Lighting A Flame In Space Could Help Fuels Burn More Cleanly On Earth | St. Louis Public Radio

Lighting A Flame In Space Could Help Fuels Burn More Cleanly On Earth

May 21, 2019

NASA scientists are lighting flames on the International Space Station to help a Washington University engineer learn how soot forms from fire.

The NASA Glenn Research Center in Cleveland, Ohio is conducting the flame experiments remotely. The space agency is sending data to researchers who are exploring ways to eliminate soot so that fuel can be burned more cleanly.

Scientists have debated how much the Earth’s gravity plays a role when fire creates soot, Washington University environmental engineering professor Richard Axelbaum said. Lighting flames in a location with little gravity could test their theories and help improve air quality on earth.

“If we’re trying to develop new approaches to trying to control pollutants, by better understanding the basic processes, we’ll be able to propose different approaches to doing that," Axelbaum said. 

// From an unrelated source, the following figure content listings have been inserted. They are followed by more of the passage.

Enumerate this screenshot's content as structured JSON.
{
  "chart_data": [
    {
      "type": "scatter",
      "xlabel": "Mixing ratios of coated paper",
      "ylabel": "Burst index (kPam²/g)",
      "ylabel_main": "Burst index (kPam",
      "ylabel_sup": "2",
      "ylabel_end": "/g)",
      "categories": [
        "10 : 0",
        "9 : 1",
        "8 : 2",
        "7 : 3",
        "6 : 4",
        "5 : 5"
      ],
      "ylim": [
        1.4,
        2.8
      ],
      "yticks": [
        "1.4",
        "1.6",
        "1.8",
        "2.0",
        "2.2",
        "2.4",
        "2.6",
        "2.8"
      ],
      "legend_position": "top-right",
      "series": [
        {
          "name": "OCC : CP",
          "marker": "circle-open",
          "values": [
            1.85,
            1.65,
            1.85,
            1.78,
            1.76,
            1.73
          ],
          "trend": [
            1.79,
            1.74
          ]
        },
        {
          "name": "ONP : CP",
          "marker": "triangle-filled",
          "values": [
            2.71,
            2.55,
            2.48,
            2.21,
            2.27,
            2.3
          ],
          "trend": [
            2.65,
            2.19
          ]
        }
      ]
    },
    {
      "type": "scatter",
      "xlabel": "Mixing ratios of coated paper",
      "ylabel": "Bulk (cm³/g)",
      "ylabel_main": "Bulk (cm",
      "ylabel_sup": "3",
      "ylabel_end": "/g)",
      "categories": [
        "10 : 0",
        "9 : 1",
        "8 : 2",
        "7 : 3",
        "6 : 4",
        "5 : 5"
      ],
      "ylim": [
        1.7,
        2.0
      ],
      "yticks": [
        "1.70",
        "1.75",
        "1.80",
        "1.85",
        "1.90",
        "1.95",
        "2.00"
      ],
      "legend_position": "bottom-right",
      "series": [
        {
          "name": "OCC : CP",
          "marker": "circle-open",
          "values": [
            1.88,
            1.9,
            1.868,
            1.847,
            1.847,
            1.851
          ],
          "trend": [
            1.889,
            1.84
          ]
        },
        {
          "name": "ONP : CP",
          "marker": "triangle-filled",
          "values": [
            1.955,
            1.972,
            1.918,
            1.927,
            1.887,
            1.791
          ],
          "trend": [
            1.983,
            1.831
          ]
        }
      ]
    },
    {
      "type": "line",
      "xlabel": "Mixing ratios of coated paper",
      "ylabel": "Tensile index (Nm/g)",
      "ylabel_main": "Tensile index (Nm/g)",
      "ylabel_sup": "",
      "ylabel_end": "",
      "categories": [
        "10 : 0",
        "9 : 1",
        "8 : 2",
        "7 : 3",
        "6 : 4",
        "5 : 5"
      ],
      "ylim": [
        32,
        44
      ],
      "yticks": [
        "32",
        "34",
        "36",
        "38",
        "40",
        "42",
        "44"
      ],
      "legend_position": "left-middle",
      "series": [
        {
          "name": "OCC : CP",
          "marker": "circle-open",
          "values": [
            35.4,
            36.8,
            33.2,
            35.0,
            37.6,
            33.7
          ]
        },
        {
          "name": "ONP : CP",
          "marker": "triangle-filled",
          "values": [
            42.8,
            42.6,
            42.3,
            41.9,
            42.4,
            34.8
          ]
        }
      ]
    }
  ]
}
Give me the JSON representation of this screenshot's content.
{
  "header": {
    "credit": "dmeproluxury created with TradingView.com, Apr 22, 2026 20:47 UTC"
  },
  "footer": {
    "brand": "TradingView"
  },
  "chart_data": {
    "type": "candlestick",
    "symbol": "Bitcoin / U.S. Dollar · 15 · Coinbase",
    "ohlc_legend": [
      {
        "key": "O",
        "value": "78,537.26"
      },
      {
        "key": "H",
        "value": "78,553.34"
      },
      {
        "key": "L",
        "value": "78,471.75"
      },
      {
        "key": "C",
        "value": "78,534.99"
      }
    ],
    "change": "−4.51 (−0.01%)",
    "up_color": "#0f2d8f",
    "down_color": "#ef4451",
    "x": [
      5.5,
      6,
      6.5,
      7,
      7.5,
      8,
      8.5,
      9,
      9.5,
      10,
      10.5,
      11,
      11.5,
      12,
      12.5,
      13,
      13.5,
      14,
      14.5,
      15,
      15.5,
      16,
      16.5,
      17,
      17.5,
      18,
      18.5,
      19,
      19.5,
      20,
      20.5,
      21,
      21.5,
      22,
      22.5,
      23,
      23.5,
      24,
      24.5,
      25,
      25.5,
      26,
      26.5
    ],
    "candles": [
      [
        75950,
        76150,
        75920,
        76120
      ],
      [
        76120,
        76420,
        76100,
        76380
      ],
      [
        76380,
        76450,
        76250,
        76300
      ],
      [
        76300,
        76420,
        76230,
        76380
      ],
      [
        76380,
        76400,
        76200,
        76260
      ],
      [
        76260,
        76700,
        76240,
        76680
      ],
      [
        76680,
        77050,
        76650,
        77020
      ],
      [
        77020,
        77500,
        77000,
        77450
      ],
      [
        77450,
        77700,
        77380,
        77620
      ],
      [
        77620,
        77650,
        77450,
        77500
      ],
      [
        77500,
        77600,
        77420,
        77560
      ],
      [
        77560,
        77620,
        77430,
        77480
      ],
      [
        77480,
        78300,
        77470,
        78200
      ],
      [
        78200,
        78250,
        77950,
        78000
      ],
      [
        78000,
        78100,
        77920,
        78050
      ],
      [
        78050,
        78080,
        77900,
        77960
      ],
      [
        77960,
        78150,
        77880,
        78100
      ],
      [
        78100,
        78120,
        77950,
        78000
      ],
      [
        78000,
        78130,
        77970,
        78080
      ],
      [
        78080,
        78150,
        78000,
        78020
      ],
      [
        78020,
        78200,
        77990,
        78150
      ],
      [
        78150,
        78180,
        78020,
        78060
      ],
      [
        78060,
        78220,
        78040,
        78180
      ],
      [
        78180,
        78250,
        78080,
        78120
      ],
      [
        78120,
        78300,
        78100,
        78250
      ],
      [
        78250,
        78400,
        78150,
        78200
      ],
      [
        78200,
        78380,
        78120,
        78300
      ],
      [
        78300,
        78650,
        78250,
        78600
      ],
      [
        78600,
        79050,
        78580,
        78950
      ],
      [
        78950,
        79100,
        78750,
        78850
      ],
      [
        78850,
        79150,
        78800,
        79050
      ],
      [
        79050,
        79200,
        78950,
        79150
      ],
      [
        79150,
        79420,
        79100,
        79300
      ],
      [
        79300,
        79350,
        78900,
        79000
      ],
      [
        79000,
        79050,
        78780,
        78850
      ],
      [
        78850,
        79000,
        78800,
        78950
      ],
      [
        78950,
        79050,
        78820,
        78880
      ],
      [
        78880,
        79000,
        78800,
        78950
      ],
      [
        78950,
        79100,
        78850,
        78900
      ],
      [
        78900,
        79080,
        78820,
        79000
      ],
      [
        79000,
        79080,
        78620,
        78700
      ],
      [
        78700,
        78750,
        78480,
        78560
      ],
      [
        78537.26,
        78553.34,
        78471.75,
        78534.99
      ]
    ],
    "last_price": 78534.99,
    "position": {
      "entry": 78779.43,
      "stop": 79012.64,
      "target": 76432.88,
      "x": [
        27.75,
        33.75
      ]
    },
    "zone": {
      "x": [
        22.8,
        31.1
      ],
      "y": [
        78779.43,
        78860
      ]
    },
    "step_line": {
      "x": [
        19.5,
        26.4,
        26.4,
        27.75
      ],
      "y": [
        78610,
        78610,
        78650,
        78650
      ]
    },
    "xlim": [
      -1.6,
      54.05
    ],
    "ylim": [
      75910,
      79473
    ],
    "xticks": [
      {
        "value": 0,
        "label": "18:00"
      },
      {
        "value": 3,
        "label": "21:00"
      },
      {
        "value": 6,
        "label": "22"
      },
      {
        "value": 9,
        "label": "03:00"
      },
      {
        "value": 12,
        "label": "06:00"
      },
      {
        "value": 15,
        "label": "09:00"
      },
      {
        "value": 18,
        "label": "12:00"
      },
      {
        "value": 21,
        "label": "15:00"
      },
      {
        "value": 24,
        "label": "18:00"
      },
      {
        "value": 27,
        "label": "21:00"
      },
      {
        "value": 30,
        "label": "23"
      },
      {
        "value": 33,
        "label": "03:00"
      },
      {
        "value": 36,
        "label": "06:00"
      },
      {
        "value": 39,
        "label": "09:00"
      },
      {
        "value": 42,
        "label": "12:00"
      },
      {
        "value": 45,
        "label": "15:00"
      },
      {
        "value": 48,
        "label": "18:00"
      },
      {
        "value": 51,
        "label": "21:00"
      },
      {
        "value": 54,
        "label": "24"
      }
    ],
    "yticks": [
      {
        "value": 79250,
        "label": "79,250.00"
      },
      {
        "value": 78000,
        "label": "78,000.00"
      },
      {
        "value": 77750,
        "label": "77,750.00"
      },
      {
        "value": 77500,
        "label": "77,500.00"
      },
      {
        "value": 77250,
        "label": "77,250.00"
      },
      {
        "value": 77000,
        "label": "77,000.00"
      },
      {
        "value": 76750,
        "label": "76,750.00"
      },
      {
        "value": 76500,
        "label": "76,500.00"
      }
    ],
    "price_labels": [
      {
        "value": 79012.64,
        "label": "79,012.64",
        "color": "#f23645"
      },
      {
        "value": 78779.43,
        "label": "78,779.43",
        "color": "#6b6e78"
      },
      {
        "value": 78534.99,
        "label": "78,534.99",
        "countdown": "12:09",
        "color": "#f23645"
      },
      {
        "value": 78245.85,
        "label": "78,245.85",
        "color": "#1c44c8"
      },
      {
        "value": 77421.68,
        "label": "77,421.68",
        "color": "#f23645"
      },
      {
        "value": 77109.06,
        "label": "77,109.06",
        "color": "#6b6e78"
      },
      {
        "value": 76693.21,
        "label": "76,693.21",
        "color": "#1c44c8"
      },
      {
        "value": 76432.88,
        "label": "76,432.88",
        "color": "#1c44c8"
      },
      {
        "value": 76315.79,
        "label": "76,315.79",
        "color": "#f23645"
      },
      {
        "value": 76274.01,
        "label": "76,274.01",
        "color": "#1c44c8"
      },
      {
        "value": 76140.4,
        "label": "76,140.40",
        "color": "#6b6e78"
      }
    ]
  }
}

The first phase of the six-month experiment will focus on gaining a basic understanding of how fire forms soot. The second will look at whether strong flames can be created without forming soot. The researchers at the NASA Glenn Center are lighting flames that are between one to four inches.

Astronaut Christina Koch helped researchers set up the apparatus used to light flames and send scientists data that could inform them how soot forms.
Credit NASA

While soot can be harmful to human health, it’s also useful as a material for some industries. The material carbon black, which results from the incomplete combustion of petroleum, is used to make tires. Knowing how flames create soot could also help ongoing research on carbon storage, Axelbaum said.


Flames behave differently when there’s a low presence of gravity. On earth, the flames shoot straight up. In space, they form a sphere. Fires in space would also not spread as easily as they do on earth. When there's gravity, hot air rises, allowing cooler air to come in and fuel the combustion. In an environment that lacks gravity, there's less fresh air to fuel the flame, Axelbaum said. 

“Since it’s an environment that’s so different from what we’re used to, then our preconceived notions of what will happen are just off,” Axelbaum said. “What we’ve found already with these experiments [is] that there’s new phenomenon that we’re witnessing. The discovery of new knowledge is always important, and you don’t know where it’s going to go, but you have to be there to find out.”